6. From your problem statement, generate from one to three research questions. Questions should not have yes/no answers, and they should require research to answer.
o What wonderings do you have about your professional practice? What do you need to know more about to be optimally effective? What situations need to be examined? Think specifically about your specific school or organizational situation, and avoid outside issues and conditions over which you have little control.
o From your wonderings and thoughts about what you need to know or examine, select an issue or concern and explain why it is important to you. Clearly articulate your concern or issue as a problem statement. How do you know it is a problem? What evidence do you have that the problem is worth investigating? What are the chances an investigation might lead to action on your part to improve or resolve the problem?
o There are times when it is difficult to clearly state a problem because you don’t yet know enough to do so. This may dictate the first phase of your action research project will involve gathering data leading to a clear statement and suggesting appropriate action to be taken in a follow-up phase. If this characterizes what you are contemplating, then the research you carry out will be exploratory and problem-defining, and your final action research report in Module 5 will need to include a detailed description of phase two complete with action to be taken and data-gathering methods to assess the effects of this action.

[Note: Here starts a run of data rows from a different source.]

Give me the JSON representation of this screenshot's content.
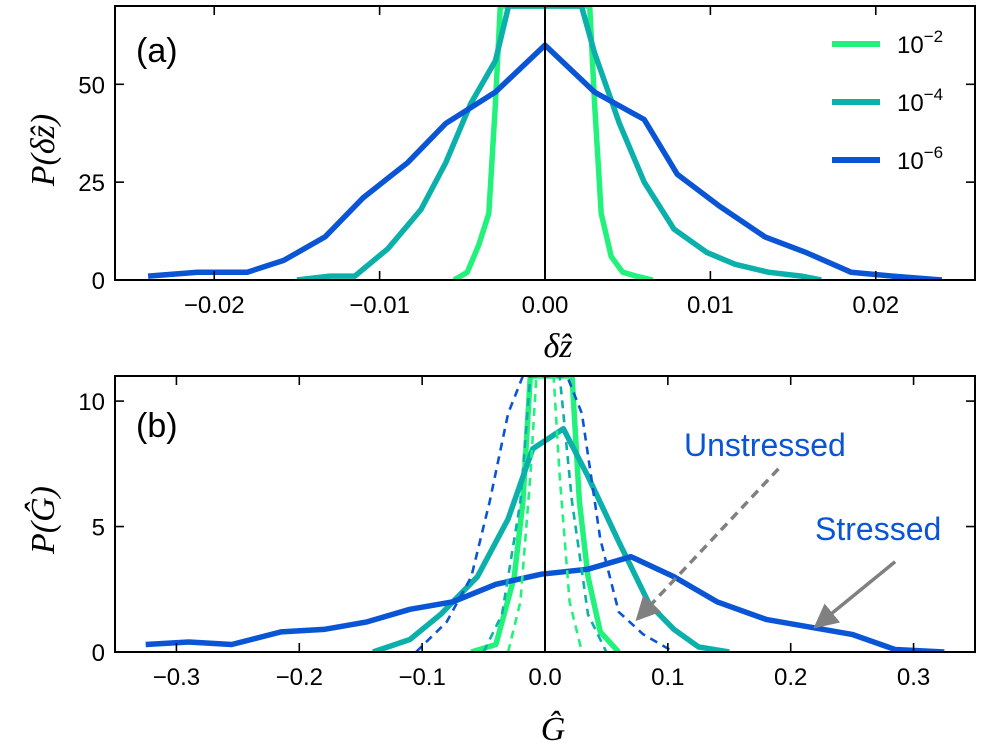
{
  "chart_data": [
    {
      "type": "line",
      "panel_label": "(a)",
      "xlabel": "δ̂z",
      "ylabel": "P(δ̂z)",
      "xlim": [
        -0.026,
        0.026
      ],
      "ylim": [
        0,
        70
      ],
      "xticks": [
        -0.02,
        -0.01,
        0.0,
        0.01,
        0.02
      ],
      "xtick_labels": [
        "−0.02",
        "−0.01",
        "0.00",
        "0.01",
        "0.02"
      ],
      "yticks": [
        0,
        25,
        50
      ],
      "ytick_labels": [
        "0",
        "25",
        "50"
      ],
      "vline_x": 0,
      "legend_position": "top-right",
      "series": [
        {
          "name": "10^-2",
          "label_base": "10",
          "label_exp": "−2",
          "color": "#22f27c",
          "x": [
            -0.0055,
            -0.0047,
            -0.004,
            -0.0034,
            -0.003,
            -0.0027,
            0.0027,
            0.003,
            0.0034,
            0.004,
            0.0047,
            0.0055,
            0.0065
          ],
          "y": [
            0,
            2,
            9,
            17,
            45,
            70,
            70,
            45,
            17,
            6,
            2,
            1,
            0
          ]
        },
        {
          "name": "10^-4",
          "label_base": "10",
          "label_exp": "−4",
          "color": "#0bb0aa",
          "x": [
            -0.015,
            -0.013,
            -0.0115,
            -0.0095,
            -0.0075,
            -0.006,
            -0.0045,
            -0.003,
            -0.0022,
            0.0022,
            0.003,
            0.0045,
            0.006,
            0.0078,
            0.0098,
            0.0115,
            0.0135,
            0.0155,
            0.0167
          ],
          "y": [
            0,
            1,
            1,
            8,
            18,
            30,
            45,
            56,
            70,
            70,
            58,
            40,
            25,
            13,
            7,
            4,
            2,
            1,
            0
          ]
        },
        {
          "name": "10^-6",
          "label_base": "10",
          "label_exp": "−6",
          "color": "#0a55d6",
          "x": [
            -0.024,
            -0.021,
            -0.018,
            -0.0158,
            -0.0133,
            -0.011,
            -0.0083,
            -0.006,
            -0.003,
            0.0,
            0.003,
            0.006,
            0.008,
            0.0105,
            0.0133,
            0.0158,
            0.0185,
            0.021,
            0.024
          ],
          "y": [
            1,
            2,
            2,
            5,
            11,
            21,
            30,
            40,
            48,
            60,
            48,
            41,
            27,
            19,
            11,
            7,
            2,
            1,
            0
          ]
        }
      ]
    },
    {
      "type": "line",
      "panel_label": "(b)",
      "xlabel": "Ĝ",
      "ylabel": "P(Ĝ)",
      "xlim": [
        -0.35,
        0.35
      ],
      "ylim": [
        0,
        11
      ],
      "xticks": [
        -0.3,
        -0.2,
        -0.1,
        0.0,
        0.1,
        0.2,
        0.3
      ],
      "xtick_labels": [
        "−0.3",
        "−0.2",
        "−0.1",
        "0.0",
        "0.1",
        "0.2",
        "0.3"
      ],
      "yticks": [
        0,
        5,
        10
      ],
      "ytick_labels": [
        "0",
        "5",
        "10"
      ],
      "vline_x": 0,
      "series": [
        {
          "name": "10^-2 stressed",
          "color": "#22f27c",
          "style": "solid",
          "x": [
            -0.06,
            -0.04,
            -0.025,
            -0.018,
            -0.012,
            0.022,
            0.028,
            0.035,
            0.045,
            0.06
          ],
          "y": [
            0,
            0.3,
            3,
            6,
            11,
            11,
            6,
            3,
            0.8,
            0
          ]
        },
        {
          "name": "10^-4 stressed",
          "color": "#0bb0aa",
          "style": "solid",
          "x": [
            -0.14,
            -0.11,
            -0.085,
            -0.055,
            -0.03,
            -0.01,
            0.015,
            0.035,
            0.06,
            0.085,
            0.105,
            0.125,
            0.15
          ],
          "y": [
            0,
            0.5,
            1.5,
            3,
            5.3,
            8.1,
            8.9,
            7,
            4.4,
            1.9,
            0.9,
            0.2,
            0
          ]
        },
        {
          "name": "10^-6 stressed",
          "color": "#0a55d6",
          "style": "solid",
          "x": [
            -0.325,
            -0.29,
            -0.255,
            -0.215,
            -0.18,
            -0.145,
            -0.11,
            -0.075,
            -0.04,
            -0.003,
            0.035,
            0.07,
            0.105,
            0.14,
            0.18,
            0.215,
            0.25,
            0.285,
            0.325
          ],
          "y": [
            0.3,
            0.4,
            0.3,
            0.8,
            0.9,
            1.2,
            1.7,
            2.0,
            2.7,
            3.1,
            3.3,
            3.8,
            3.0,
            2.0,
            1.3,
            1.0,
            0.7,
            0.1,
            0
          ]
        },
        {
          "name": "10^-2 unstressed",
          "color": "#22f27c",
          "style": "dashed",
          "x": [
            -0.03,
            -0.02,
            -0.012,
            -0.007,
            0.007,
            0.012,
            0.02,
            0.03
          ],
          "y": [
            0,
            2,
            7,
            11,
            11,
            7,
            2,
            0
          ]
        },
        {
          "name": "10^-4 unstressed",
          "color": "#0bb0aa",
          "style": "dashed",
          "x": [
            -0.05,
            -0.035,
            -0.02,
            -0.012,
            0.012,
            0.022,
            0.035,
            0.05
          ],
          "y": [
            0,
            1.5,
            6,
            11,
            11,
            6,
            1.5,
            0
          ]
        },
        {
          "name": "10^-6 unstressed",
          "color": "#0a55d6",
          "style": "dashed",
          "x": [
            -0.105,
            -0.08,
            -0.06,
            -0.045,
            -0.03,
            -0.018,
            0.018,
            0.03,
            0.045,
            0.06,
            0.08,
            0.105
          ],
          "y": [
            0,
            1.2,
            3,
            6,
            9.5,
            11,
            11,
            9.5,
            4.5,
            1.6,
            0.7,
            0
          ]
        }
      ],
      "annotations": [
        {
          "text": "Unstressed",
          "arrow_style": "dashed",
          "color": "#808080",
          "text_pos": [
            0.12,
            8.8
          ],
          "tail": [
            0.19,
            7.3
          ],
          "head": [
            0.075,
            1.3
          ]
        },
        {
          "text": "Stressed",
          "arrow_style": "solid",
          "color": "#808080",
          "text_pos": [
            0.24,
            5.0
          ],
          "tail": [
            0.285,
            3.6
          ],
          "head": [
            0.22,
            1.0
          ]
        }
      ]
    }
  ]
}
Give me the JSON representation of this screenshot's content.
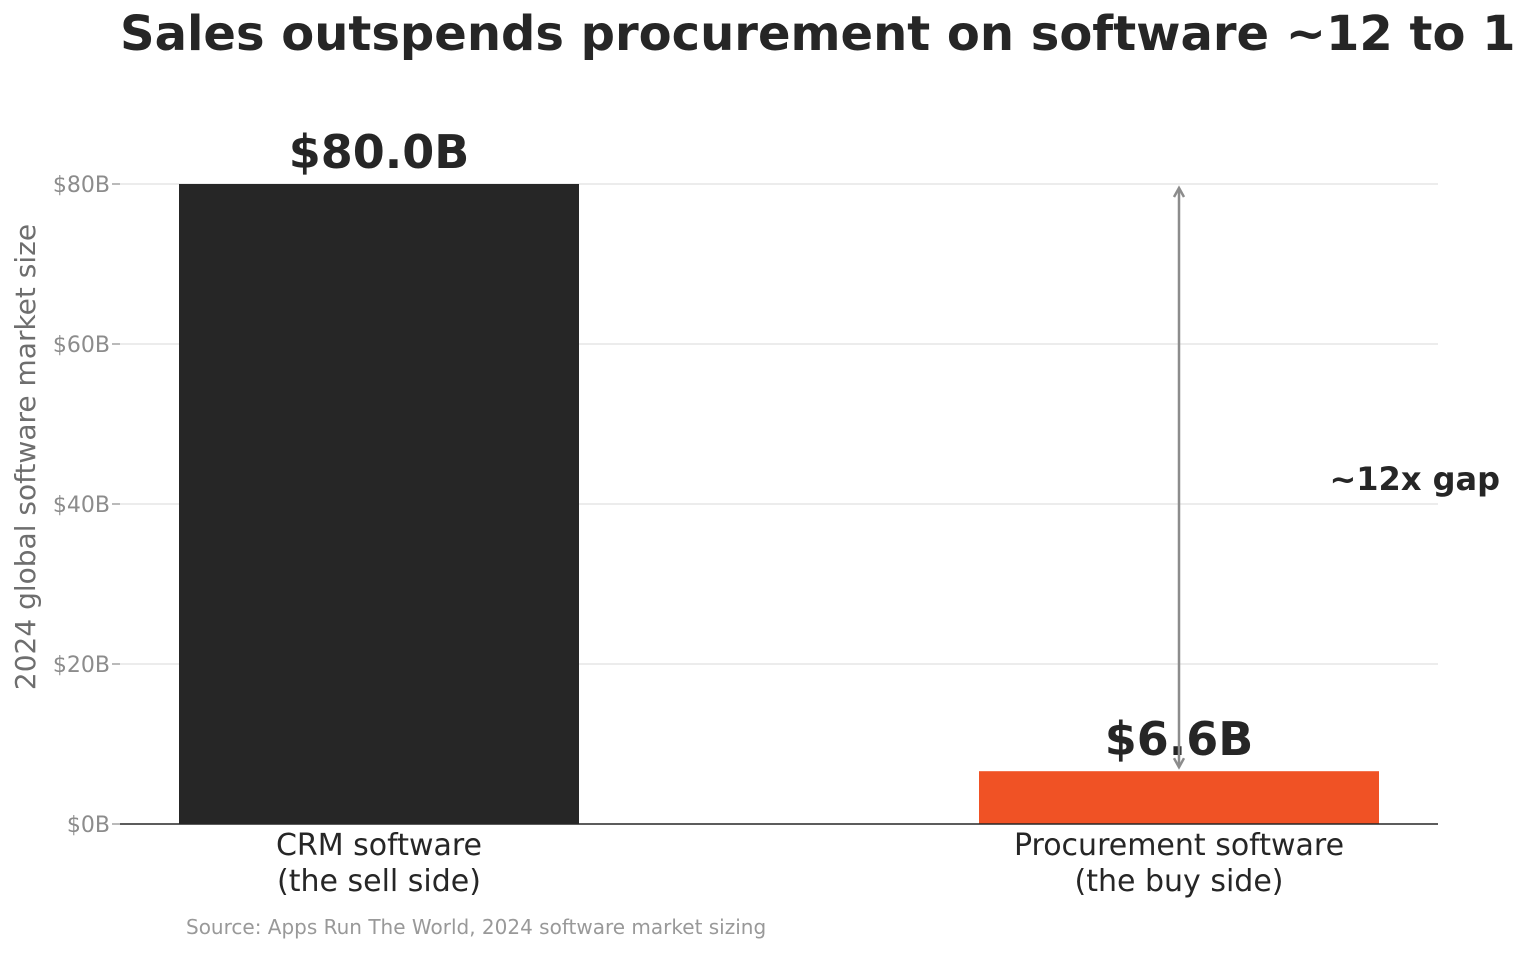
{
  "chart_data": {
    "type": "bar",
    "title": "Sales outspends procurement on software ~12 to 1",
    "ylabel": "2024 global software market size",
    "xlabel": "",
    "categories": [
      [
        "CRM software",
        "(the sell side)"
      ],
      [
        "Procurement software",
        "(the buy side)"
      ]
    ],
    "values": [
      80.0,
      6.6
    ],
    "value_labels": [
      "$80.0B",
      "$6.6B"
    ],
    "bar_colors": [
      "#262626",
      "#f05225"
    ],
    "ylim": [
      0,
      80
    ],
    "yticks": [
      0,
      20,
      40,
      60,
      80
    ],
    "ytick_labels": [
      "$0B",
      "$20B",
      "$40B",
      "$60B",
      "$80B"
    ],
    "grid": true,
    "annotation": {
      "text": "~12x gap",
      "arrow_from": 6.6,
      "arrow_to": 80,
      "arrow_category_index": 1
    },
    "source": "Source: Apps Run The World, 2024 software market sizing",
    "colors": {
      "text": "#262626",
      "tick_text": "#8c8c8c",
      "ylabel_text": "#6e6e6e",
      "grid": "#e6e6e6",
      "axis": "#262626",
      "arrow": "#8c8c8c",
      "source_text": "#999999"
    }
  }
}
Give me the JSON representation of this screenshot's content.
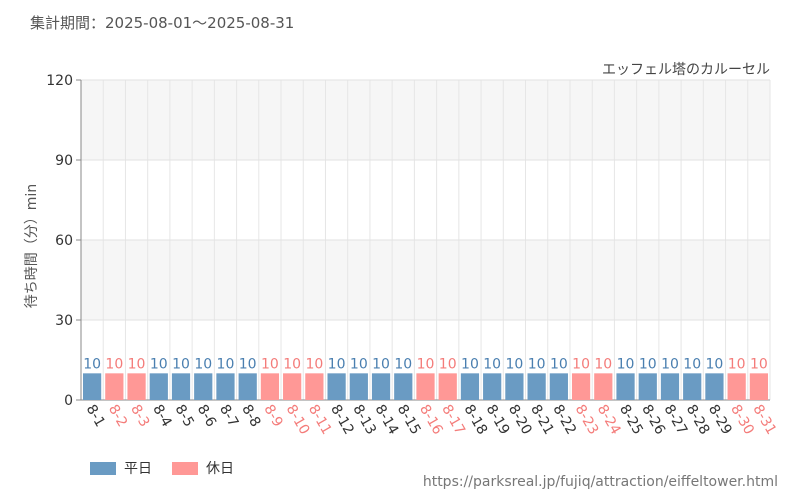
{
  "header": {
    "period": "集計期間：2025-08-01～2025-08-31",
    "attraction": "エッフェル塔のカルーセル"
  },
  "legend": {
    "weekday_label": "平日",
    "holiday_label": "休日"
  },
  "source": "https://parksreal.jp/fujiq/attraction/eiffeltower.html",
  "chart_data": {
    "type": "bar",
    "ylabel": "待ち時間（分）min",
    "ylim": [
      0,
      120
    ],
    "yticks": [
      0,
      30,
      60,
      90,
      120
    ],
    "grid": true,
    "legend_position": "bottom-left",
    "colors": {
      "weekday": "#6a9bc3",
      "holiday": "#ff9896",
      "weekday_label": "#4a7fb0",
      "holiday_label": "#f47c7a"
    },
    "categories": [
      "8-1",
      "8-2",
      "8-3",
      "8-4",
      "8-5",
      "8-6",
      "8-7",
      "8-8",
      "8-9",
      "8-10",
      "8-11",
      "8-12",
      "8-13",
      "8-14",
      "8-15",
      "8-16",
      "8-17",
      "8-18",
      "8-19",
      "8-20",
      "8-21",
      "8-22",
      "8-23",
      "8-24",
      "8-25",
      "8-26",
      "8-27",
      "8-28",
      "8-29",
      "8-30",
      "8-31"
    ],
    "values": [
      10,
      10,
      10,
      10,
      10,
      10,
      10,
      10,
      10,
      10,
      10,
      10,
      10,
      10,
      10,
      10,
      10,
      10,
      10,
      10,
      10,
      10,
      10,
      10,
      10,
      10,
      10,
      10,
      10,
      10,
      10
    ],
    "day_type": [
      "weekday",
      "holiday",
      "holiday",
      "weekday",
      "weekday",
      "weekday",
      "weekday",
      "weekday",
      "holiday",
      "holiday",
      "holiday",
      "weekday",
      "weekday",
      "weekday",
      "weekday",
      "holiday",
      "holiday",
      "weekday",
      "weekday",
      "weekday",
      "weekday",
      "weekday",
      "holiday",
      "holiday",
      "weekday",
      "weekday",
      "weekday",
      "weekday",
      "weekday",
      "holiday",
      "holiday"
    ]
  }
}
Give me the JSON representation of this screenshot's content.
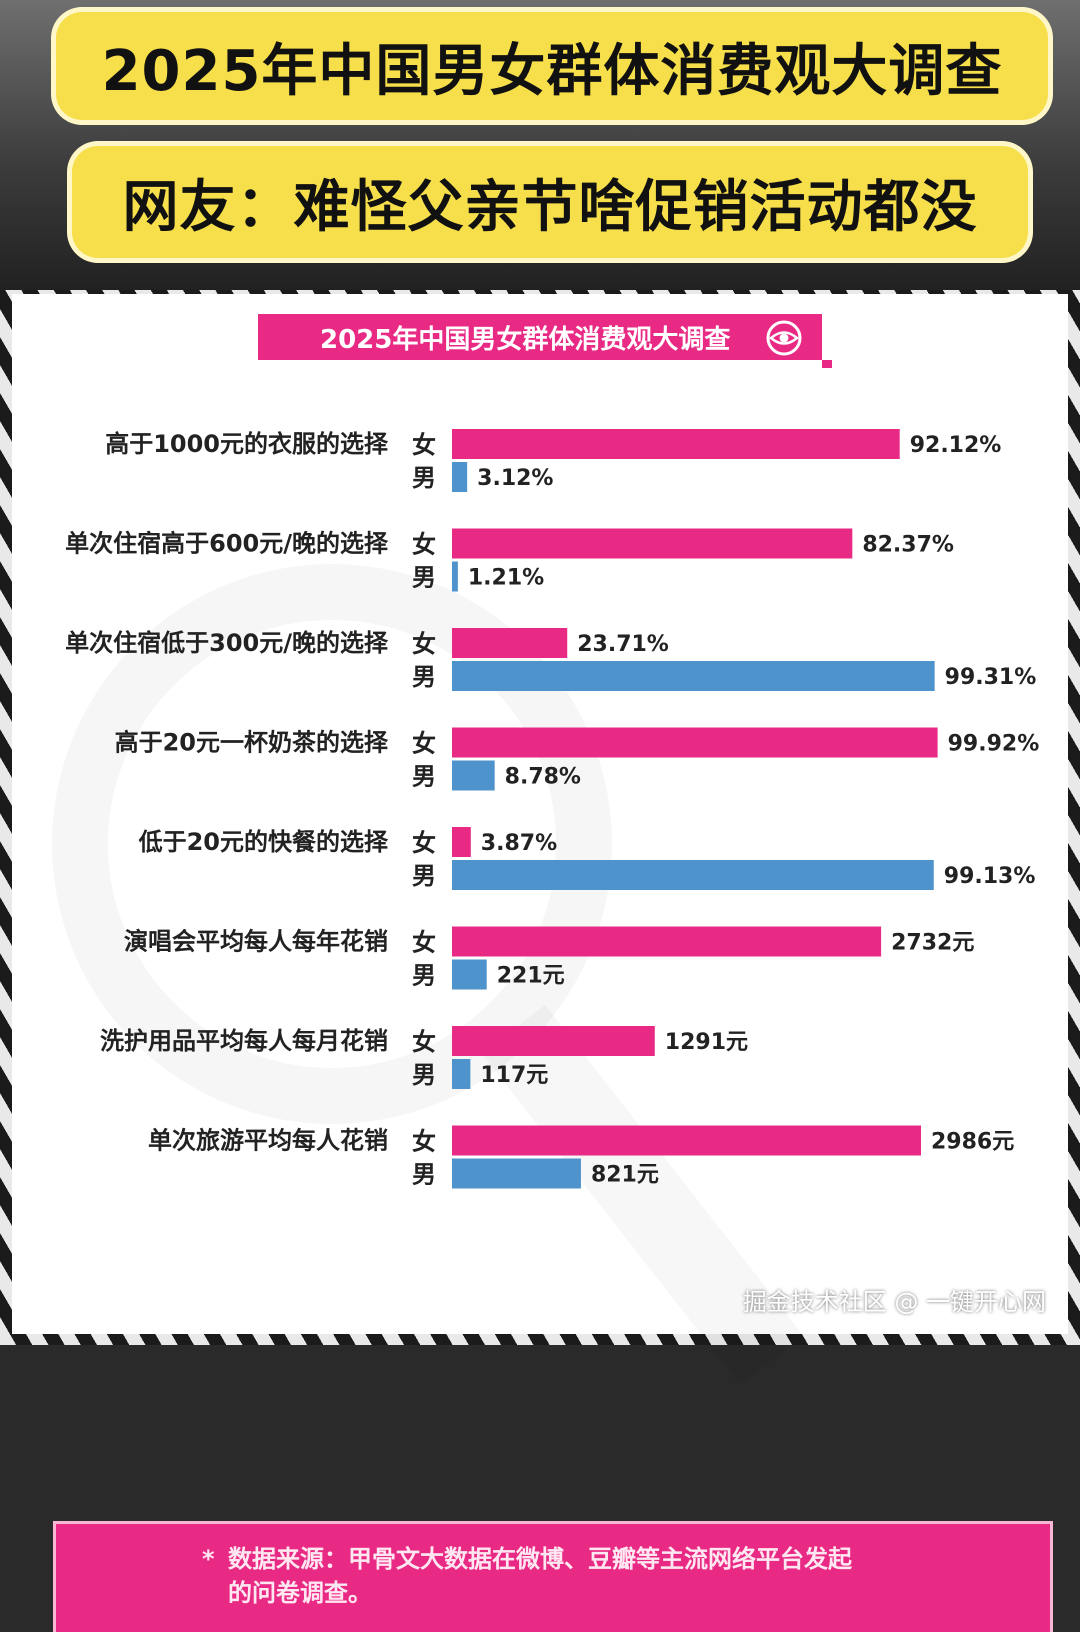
{
  "headline": {
    "line1": "2025年中国男女群体消费观大调查",
    "line2": "网友：难怪父亲节啥促销活动都没"
  },
  "panel": {
    "title": "2025年中国男女群体消费观大调查"
  },
  "chart_data": {
    "type": "bar",
    "orientation": "horizontal",
    "title": "2025年中国男女群体消费观大调查",
    "categories": [
      "高于1000元的衣服的选择",
      "单次住宿高于600元/晚的选择",
      "单次住宿低于300元/晚的选择",
      "高于20元一杯奶茶的选择",
      "低于20元的快餐的选择",
      "演唱会平均每人每年花销",
      "洗护用品平均每人每月花销",
      "单次旅游平均每人花销"
    ],
    "series": [
      {
        "name": "女",
        "color": "#e92a85",
        "values": [
          92.12,
          82.37,
          23.71,
          99.92,
          3.87,
          2732,
          1291,
          2986
        ],
        "labels": [
          "92.12%",
          "82.37%",
          "23.71%",
          "99.92%",
          "3.87%",
          "2732元",
          "1291元",
          "2986元"
        ]
      },
      {
        "name": "男",
        "color": "#4f93cc",
        "values": [
          3.12,
          1.21,
          99.31,
          8.78,
          99.13,
          221,
          117,
          821
        ],
        "labels": [
          "3.12%",
          "1.21%",
          "99.31%",
          "8.78%",
          "99.13%",
          "221元",
          "117元",
          "821元"
        ]
      }
    ],
    "grid": false,
    "legend": "none"
  },
  "footer": {
    "star": "*",
    "note": "数据来源：甲骨文大数据在微博、豆瓣等主流网络平台发起的问卷调查。"
  },
  "watermark": {
    "text": "掘金技术社区 @ 一键开心网"
  }
}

o In contrast, what you are contemplating may allow for a final problem statement and definitive action from the outset with your initial round of data gathering designed to assess action effects. In these cases, your description of next steps in your final report in Module 4 will not have to include an additional action to be taken and could describe some type of expansion, extension, or replication.
o From your problem statement, formulate researchable questions – at least one and no more than three for the purposes of this assignment. Each question should be narrowly focused, specific, and researchable. You will need to consider your student population, your desired outcome, and how you might bring about that outcome, assuming enough is known about the problem to spell all of this out. For example, you may have noticed that girls are not performing well in science. The problem is reasonably clear, so you can ask, “Will grouping by gender during science work improve the participation of female students?”
o Another example may be low journal-writing production, and you have read in the literature that word walls may help. This problem is also clear, so you can ask, “Will interactive word walls improve the journal writing of my kindergarten students?” If you still have “why” questions, they will need to be recast to make them researchable beginning with “how,” “what,” “does,” “will,” etc. If formulated correctly, these are essentially hypotheses.